I was astonished because it was a totally new point of view for me. I usually accept quotations on their face value. This one I did. Around three years ago, my group in college had organized a panel discussion on this quote. The movie Rang De Basanti had just been released and we were all in the grips of patriotic fervor. The general sentiment of the panelists as well as the audience had been 'Yes! We will step forward and do things for India. Kuchh kar ke dikhayeinge.'

Idealism that is woken up by a movie and sleeps back after a few days is so shallow! And gullibe is the mind which lets that happen. I cannot claim much intellectual improvement since. I am still not good at critical analysis. Writers need that skill.

*

You are not going to see any more rants on this blog. And as for that October rant about being a failure and all that, well, it was a phase and it's gone now. Things are back on track. On the writing track.

Till now, this was the blog of a 'wannabe writer'. So, you saw all of my confusions etc. here.

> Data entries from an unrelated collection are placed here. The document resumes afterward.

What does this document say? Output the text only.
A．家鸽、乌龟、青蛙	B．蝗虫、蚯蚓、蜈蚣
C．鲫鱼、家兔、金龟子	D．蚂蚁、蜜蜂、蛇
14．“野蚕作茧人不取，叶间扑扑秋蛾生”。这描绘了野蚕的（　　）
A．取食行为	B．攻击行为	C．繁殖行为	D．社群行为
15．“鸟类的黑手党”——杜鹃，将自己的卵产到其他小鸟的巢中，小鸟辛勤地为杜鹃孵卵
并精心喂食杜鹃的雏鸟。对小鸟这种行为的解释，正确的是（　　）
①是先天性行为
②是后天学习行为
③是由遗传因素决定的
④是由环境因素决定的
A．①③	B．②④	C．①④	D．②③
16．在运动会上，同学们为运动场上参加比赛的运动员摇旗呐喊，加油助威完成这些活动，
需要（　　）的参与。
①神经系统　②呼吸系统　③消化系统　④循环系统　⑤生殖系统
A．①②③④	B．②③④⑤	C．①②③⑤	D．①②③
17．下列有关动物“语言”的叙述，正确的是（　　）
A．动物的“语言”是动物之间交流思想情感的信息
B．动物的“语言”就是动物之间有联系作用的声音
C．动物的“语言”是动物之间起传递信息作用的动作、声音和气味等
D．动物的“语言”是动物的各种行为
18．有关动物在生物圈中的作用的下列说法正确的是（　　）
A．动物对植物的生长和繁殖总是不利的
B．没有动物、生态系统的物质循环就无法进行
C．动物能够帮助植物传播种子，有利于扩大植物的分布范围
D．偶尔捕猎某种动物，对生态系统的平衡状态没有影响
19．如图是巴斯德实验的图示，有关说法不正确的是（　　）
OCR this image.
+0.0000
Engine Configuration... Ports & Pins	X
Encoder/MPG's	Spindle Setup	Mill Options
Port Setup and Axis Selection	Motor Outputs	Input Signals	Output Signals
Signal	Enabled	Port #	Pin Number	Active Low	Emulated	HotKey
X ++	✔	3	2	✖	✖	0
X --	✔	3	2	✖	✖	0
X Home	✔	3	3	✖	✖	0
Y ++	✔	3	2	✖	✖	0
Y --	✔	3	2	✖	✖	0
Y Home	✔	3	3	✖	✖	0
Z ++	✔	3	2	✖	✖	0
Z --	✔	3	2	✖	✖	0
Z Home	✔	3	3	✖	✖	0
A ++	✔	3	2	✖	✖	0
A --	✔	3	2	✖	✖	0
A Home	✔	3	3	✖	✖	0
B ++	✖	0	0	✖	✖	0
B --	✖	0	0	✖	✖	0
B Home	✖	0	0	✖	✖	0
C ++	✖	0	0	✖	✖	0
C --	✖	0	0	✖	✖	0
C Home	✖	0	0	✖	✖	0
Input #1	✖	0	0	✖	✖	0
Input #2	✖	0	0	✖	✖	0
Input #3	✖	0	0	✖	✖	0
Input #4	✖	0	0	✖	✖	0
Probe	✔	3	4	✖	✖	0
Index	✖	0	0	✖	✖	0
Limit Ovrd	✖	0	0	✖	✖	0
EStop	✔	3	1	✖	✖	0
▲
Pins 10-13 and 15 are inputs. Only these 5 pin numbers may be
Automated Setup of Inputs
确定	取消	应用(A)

I am no more a 'wannabe writer.'

1 comment:

Pankaj said...

thats a wonderful passage by friedman. the jingoism in Kennedy's speech has always been very glaring to me as representing a State which asks for unquestioned, selfless subordination. Friedman's passage reveals the irrationality of a constant drumming of the "country" or "mother land" as if it were a living breathing entity independent of the people who comprise it.